Ethnicity and culture are linked. Differences in ethnicity and culture mean we see the world
differently. Cultures deal differently with fatalism, individual success, entrepreneurship,
authority, consensus building etc. Some cultures are sedentary, others are nomadic. Some

cultures have responded well to modernization, others have deep, fundamental problems
with the 21st Century and modernization.
There can be no one size fits all. There is NO Nigerian culture, there are MANY Nigerian
cultures. This diversity means there should be different approaches to governance, not a
uniform approach to governance in a nation so obviously complex.
1960s era Pan-Africanists are largely to blame for us seeing any discussion of ethnicity or
tribe as retrogressive, not the sort of activity intellectuals should engage in.

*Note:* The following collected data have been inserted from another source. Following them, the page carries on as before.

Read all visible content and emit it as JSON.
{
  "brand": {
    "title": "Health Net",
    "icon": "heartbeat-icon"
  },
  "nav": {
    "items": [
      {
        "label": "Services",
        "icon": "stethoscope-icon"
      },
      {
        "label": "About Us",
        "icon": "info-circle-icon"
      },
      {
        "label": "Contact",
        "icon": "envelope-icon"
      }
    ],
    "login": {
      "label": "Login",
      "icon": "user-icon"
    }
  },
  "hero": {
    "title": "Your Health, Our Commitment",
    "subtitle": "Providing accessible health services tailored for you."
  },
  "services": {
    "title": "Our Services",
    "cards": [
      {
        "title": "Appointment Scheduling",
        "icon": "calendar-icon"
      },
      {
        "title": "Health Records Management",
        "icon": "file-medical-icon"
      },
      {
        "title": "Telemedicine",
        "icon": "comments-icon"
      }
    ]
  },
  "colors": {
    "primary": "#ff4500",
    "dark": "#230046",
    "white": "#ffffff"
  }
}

In doing so,
weve denied ourselves the opportunity to have a frank, honest debate about ethnicity and
have ceded the ground to ethnic chauvinists.
Ethnicity and culture do matter. Ethnic cultures that have developed over thousands of years
will not disappear simply because some absent minded European drew lines on the sand,
created a colony in the enclosed space and the colony eventually became an independent
African state. Even European states like Germany and Poland are built on a common
ethnicity and cultural institutions (in Poland, the Slavic Polish People & the Catholic Church).
We need to see Nigeria as it is, not an idealization. Nigeria is a multi-ethnic, multi-cultural
nation, and such nations are extremely difficult to govern.